The role requires both technical depth in data engineering on Azure Cloud and strong interpersonal skills to collaborate effectively with cross-functional teams and customer stakeholders.
Key Responsibilities
1. Data Engineering & Development
-
Design and build scalable data pipelines using Azure Databricks with PySpark for batch and near-real-time ingestion, transformation, and processing.
-
Optimize Spark jobs and manage large-scale distributed data processing using RDD/DataFrame APIs.
-
Implement modular, testable, and reusable Python code for data transformations and utility functions.
-
Develop Python packages and manage dependencies using pip/Poetry/Conda.
2. Orchestration & Integration
-
Design and implement data orchestration workflows using Azure Data Factory (ADF).
-
Build parameterized, reusable pipelines using tasks, triggers, and dependencies.
-
Handle pipeline performance tuning, error-handling strategies, and integration runtime configurations.
-
Design and support IDOC-based interfaces, RFCs, and BAPI Wrappers (if applicable).
3. Data Storage & Management
-
Implement secure, hierarchical namespace-based storage using ADLS Gen2 aligned to bronze-silver-gold architecture layers.
-
Apply best practices in file partitioning, retention management, RBAC/ACL-based access control, and storage performance optimization.
-
Manage lifecycle policies and folder-level security.
-
Develop T-SQL queries, stored procedures, and metadata layers on Azure SQL Database.

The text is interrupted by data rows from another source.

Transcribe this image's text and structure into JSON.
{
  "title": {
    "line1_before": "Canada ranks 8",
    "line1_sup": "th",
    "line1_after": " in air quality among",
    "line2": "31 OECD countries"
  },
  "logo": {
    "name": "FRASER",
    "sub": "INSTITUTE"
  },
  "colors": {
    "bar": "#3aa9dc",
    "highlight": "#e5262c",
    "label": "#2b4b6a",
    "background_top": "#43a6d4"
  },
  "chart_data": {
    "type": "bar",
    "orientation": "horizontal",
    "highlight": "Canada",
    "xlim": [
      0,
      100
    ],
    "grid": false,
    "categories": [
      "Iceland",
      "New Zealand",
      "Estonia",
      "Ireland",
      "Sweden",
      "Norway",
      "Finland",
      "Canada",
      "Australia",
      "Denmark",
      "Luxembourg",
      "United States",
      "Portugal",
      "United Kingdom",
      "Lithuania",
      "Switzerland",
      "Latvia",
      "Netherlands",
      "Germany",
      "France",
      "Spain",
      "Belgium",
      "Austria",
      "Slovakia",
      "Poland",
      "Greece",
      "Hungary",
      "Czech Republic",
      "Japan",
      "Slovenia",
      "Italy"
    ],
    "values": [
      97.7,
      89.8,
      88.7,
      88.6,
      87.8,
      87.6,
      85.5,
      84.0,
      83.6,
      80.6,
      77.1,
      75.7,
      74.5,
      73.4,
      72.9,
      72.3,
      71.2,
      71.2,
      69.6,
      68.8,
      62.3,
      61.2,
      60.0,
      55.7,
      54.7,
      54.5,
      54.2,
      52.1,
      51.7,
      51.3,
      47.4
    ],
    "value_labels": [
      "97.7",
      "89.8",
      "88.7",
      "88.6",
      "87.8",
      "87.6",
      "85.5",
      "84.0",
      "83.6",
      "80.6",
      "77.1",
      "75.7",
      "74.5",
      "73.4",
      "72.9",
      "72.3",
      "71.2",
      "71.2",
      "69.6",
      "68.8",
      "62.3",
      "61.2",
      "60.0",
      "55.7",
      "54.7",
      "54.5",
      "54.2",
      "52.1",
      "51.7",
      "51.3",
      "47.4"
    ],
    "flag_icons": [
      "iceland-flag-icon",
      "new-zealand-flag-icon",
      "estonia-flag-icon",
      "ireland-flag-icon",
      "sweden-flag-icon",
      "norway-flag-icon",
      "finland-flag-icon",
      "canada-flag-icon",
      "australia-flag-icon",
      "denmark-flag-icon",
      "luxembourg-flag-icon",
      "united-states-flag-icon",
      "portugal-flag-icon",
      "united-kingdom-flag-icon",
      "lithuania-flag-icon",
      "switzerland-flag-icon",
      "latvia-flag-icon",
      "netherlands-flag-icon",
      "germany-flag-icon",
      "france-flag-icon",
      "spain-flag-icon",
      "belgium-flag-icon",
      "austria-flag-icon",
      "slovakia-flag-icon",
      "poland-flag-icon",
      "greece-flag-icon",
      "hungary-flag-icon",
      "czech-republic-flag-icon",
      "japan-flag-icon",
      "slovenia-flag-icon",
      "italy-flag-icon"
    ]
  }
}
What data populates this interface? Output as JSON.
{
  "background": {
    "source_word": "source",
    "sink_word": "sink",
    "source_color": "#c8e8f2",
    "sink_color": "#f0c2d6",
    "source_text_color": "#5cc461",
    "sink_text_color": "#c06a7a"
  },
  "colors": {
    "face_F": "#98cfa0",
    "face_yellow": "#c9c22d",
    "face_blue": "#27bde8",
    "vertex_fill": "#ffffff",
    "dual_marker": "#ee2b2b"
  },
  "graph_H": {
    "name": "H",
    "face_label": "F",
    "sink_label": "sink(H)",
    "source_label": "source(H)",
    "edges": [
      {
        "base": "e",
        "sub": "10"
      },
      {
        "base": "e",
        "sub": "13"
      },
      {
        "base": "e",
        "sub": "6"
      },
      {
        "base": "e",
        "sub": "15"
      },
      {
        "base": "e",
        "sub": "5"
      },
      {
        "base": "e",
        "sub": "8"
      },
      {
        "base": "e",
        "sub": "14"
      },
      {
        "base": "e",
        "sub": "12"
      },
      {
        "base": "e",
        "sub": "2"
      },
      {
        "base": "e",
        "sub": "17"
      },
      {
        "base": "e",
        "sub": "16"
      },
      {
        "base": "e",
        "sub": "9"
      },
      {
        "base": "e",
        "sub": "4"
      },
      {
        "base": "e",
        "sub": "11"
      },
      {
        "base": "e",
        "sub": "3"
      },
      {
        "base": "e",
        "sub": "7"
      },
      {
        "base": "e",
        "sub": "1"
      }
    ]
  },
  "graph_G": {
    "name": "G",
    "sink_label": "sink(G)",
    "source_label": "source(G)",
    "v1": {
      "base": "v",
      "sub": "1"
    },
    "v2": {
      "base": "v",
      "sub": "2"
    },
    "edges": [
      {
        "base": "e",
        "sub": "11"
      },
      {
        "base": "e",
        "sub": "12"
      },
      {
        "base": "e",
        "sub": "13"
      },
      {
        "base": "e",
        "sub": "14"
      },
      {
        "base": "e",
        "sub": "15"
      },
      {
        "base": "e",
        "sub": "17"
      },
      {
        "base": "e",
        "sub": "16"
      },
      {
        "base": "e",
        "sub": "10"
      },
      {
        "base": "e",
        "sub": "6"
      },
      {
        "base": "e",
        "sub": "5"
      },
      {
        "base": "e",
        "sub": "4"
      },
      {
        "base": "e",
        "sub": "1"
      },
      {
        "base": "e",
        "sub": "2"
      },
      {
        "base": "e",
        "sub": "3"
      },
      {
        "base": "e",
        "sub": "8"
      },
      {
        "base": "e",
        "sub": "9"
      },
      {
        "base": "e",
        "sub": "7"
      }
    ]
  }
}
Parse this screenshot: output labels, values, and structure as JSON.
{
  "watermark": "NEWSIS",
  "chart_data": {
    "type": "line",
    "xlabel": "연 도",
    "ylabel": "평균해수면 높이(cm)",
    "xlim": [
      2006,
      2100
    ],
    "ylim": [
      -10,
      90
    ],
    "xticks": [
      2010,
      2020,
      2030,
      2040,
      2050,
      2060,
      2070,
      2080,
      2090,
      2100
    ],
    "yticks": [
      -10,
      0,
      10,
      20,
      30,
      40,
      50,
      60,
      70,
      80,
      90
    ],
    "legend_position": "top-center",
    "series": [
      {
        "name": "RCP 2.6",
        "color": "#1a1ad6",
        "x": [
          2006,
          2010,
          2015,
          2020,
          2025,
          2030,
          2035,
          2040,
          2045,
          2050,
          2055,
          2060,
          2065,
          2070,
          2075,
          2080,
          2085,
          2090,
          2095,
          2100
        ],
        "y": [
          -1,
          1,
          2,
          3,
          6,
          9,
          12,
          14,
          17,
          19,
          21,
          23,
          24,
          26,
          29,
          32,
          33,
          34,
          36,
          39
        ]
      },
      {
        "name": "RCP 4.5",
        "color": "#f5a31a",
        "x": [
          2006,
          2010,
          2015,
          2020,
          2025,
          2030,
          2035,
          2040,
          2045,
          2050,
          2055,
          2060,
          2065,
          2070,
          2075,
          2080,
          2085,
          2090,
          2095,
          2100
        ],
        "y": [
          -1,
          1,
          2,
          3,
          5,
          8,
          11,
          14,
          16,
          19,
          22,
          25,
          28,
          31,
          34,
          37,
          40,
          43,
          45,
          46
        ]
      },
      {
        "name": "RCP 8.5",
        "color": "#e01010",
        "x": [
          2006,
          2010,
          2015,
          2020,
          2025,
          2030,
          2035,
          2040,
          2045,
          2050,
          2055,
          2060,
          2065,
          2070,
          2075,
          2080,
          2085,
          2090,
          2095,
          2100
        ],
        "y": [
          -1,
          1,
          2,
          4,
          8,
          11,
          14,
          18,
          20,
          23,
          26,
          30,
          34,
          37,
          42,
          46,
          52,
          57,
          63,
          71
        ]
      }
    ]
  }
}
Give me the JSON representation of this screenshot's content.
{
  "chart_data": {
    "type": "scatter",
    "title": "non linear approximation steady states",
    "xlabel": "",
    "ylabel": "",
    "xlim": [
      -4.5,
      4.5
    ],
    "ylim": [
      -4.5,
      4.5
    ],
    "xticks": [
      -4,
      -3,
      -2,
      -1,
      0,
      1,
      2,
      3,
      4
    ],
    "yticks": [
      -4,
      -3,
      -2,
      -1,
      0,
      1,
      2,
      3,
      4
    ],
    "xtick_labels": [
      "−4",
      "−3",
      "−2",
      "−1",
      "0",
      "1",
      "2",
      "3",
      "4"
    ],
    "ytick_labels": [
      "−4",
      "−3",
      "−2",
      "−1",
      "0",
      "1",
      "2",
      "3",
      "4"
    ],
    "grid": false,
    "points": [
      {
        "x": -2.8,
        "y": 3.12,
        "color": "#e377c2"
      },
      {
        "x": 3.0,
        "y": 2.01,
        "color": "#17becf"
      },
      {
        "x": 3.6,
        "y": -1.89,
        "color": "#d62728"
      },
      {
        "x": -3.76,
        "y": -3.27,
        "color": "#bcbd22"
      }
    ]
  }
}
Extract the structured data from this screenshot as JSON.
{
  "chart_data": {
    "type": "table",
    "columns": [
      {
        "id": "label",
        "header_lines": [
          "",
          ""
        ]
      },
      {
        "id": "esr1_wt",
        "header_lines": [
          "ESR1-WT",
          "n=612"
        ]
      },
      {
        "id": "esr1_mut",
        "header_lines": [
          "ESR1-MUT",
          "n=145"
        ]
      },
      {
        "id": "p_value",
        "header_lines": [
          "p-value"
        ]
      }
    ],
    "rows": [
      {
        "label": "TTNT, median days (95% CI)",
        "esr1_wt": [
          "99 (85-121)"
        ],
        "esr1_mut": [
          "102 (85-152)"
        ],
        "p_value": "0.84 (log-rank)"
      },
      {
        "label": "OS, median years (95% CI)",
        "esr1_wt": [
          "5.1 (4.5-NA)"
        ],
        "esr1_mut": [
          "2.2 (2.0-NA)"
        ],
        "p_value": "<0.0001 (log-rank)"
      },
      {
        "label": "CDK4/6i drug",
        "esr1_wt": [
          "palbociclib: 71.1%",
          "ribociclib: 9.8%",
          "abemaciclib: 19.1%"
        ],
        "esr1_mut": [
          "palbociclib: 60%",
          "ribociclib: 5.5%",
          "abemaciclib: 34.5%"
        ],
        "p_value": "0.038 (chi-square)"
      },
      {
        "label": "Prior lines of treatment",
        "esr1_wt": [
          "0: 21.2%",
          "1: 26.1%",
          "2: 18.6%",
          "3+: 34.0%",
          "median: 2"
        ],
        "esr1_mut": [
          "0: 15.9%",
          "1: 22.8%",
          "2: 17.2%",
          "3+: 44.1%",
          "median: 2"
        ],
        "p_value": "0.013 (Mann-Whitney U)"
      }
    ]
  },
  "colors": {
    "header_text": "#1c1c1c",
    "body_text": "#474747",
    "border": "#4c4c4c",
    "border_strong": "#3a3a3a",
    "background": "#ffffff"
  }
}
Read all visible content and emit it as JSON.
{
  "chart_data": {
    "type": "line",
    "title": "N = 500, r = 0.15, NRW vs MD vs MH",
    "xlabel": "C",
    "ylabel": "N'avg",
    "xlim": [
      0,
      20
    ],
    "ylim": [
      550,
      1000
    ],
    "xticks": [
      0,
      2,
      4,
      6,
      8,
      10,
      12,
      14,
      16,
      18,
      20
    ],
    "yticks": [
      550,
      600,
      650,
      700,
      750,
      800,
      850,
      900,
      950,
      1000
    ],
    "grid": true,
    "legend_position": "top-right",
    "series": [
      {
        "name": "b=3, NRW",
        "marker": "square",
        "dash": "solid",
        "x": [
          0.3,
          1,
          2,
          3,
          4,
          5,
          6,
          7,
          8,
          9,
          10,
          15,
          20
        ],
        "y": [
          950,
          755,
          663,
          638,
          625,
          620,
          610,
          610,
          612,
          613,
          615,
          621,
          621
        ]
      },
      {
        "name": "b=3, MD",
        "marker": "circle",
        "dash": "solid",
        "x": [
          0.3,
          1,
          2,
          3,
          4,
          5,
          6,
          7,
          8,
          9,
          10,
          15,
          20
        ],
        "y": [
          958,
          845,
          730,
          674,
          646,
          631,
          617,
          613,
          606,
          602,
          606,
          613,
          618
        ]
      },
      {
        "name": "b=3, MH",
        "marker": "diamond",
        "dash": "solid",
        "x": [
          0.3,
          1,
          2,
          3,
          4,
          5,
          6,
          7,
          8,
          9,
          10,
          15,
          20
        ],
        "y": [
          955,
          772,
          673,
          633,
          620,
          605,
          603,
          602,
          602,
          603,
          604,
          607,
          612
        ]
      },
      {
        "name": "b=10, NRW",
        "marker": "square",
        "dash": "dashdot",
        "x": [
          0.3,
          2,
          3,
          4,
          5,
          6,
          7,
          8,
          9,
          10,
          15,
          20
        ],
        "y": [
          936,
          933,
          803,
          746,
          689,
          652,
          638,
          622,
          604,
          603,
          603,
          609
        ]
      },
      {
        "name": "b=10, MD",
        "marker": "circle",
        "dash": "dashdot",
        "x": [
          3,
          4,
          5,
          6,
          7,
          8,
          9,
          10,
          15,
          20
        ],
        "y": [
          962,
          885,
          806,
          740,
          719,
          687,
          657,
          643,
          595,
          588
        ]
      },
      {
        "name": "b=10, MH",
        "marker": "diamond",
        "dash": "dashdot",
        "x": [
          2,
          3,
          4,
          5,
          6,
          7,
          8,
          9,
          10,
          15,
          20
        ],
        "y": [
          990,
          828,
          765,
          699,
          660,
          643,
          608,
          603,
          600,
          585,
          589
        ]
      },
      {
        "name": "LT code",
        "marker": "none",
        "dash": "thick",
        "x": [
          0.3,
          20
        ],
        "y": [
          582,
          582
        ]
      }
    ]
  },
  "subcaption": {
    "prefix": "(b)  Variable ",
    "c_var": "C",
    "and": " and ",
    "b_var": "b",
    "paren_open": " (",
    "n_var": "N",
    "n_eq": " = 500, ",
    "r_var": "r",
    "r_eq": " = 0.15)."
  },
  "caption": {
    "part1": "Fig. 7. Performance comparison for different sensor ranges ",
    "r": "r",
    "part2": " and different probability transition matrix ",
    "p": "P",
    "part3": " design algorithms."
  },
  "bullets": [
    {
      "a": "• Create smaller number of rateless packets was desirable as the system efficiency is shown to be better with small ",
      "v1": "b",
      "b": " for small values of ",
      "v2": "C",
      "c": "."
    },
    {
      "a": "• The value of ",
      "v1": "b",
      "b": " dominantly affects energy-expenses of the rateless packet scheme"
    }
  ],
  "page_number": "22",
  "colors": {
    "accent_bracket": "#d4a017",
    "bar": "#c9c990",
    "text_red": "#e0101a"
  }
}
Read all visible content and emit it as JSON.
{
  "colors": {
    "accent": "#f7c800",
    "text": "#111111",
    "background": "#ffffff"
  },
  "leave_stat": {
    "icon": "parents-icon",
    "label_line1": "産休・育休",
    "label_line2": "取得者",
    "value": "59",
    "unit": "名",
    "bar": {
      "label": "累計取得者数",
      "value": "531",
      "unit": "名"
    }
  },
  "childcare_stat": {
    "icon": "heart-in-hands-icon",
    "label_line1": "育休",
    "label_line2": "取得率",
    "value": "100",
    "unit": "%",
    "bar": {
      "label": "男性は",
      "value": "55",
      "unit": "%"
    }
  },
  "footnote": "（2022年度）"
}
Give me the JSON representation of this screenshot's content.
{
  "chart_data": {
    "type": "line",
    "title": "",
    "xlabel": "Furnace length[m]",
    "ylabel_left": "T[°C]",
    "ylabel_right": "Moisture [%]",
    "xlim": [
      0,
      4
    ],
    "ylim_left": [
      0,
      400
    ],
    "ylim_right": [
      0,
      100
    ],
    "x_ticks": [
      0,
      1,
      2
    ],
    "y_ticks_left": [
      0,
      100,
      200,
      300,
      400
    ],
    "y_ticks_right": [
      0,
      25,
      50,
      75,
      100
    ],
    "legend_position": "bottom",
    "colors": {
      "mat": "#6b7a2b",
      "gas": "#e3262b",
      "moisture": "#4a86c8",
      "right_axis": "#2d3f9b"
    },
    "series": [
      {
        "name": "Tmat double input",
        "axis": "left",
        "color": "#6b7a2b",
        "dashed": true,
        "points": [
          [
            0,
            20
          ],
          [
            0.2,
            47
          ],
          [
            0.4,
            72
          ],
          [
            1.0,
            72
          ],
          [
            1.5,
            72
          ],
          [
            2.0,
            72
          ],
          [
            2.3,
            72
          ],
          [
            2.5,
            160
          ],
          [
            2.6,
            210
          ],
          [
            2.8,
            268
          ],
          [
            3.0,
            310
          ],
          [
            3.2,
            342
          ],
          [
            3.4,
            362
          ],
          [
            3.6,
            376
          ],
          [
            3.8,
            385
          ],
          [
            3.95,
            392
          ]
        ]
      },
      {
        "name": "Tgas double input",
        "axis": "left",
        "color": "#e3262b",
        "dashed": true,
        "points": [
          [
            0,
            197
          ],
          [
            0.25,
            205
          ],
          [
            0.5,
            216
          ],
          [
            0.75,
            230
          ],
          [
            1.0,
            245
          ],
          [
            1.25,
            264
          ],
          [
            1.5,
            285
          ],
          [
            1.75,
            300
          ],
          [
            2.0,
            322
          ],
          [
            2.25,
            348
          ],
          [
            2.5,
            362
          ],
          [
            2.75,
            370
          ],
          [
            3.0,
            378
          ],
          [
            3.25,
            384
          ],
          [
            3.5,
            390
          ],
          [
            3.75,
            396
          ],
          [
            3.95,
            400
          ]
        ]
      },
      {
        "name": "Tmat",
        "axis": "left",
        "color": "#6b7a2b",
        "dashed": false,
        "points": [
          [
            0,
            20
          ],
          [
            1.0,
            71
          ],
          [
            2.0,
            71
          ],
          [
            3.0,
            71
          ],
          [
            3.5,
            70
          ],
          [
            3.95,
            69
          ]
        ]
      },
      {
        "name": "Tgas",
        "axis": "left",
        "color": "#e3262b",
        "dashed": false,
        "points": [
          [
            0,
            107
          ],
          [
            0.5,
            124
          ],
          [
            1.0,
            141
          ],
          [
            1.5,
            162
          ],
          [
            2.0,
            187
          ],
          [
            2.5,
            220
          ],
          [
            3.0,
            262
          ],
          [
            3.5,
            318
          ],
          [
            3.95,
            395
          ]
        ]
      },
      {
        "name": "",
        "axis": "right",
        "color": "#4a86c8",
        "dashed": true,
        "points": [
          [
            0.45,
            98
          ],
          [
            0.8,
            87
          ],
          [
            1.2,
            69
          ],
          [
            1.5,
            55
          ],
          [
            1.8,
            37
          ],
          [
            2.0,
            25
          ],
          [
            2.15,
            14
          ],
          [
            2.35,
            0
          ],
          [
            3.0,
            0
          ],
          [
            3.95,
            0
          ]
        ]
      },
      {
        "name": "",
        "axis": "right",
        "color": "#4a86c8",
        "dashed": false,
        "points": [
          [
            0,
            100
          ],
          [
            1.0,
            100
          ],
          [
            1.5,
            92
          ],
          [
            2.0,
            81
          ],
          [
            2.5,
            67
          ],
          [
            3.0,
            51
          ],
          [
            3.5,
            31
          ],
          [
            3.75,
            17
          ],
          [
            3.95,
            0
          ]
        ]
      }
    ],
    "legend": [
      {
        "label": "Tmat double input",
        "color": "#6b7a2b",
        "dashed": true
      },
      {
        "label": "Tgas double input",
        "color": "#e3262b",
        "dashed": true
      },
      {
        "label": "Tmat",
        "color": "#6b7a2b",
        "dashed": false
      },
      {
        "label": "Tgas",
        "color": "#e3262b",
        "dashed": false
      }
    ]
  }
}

4. Documentation & Quality Assurance
-
Write clear, concise documentation following industry-standard practices.
-
Adopt code analyzers and unit testing frameworks to ensure high-quality deliverables.
-
Contribute to design reviews, code reviews, and provide constructive feedback.
Required Technical Skills
-
2+ years of hands-on experience in Azure Databricks with PySpark.
-
2+ years of experience in Azure Data Factory (ADF).
-
2+ years of experience in ADLS Gen2.
-
2+ years of experience in Azure SQL (T-SQL, stored procedures, metadata management).
-
1+ years of experience in Python programming and package development.
Soft Skills & Other Requirements
-
Strong communication skills (verbal, email, instant messaging) for stakeholder collaboration.
-
Strong interpersonal skills to build and maintain productive team relationships.
-
Problem-solving mindset with ability to troubleshoot and resolve issues efficiently.
-
Experience working in Agile/Scrum environments with tools like Jira or Azure DevOps.
-
Proactive, detail-oriented, and diligent in task execution and reporting progress.
Expected Outcomes
-
Deliver robust, scalable, and optimized data engineering solutions on Azure Cloud.
-
Collaborate with internal teams and customers to align solutions with design documents and coding standards.
-
Contribute to the growth of data engineering capabilities within the healthcare domain.
Preferred Qualifications (Good to Have)
-
Experience in Healthcare domain projects.
-
Knowledge of advanced data modeling and architecture patterns.
-
Exposure to AI/ML workflows for data engineering.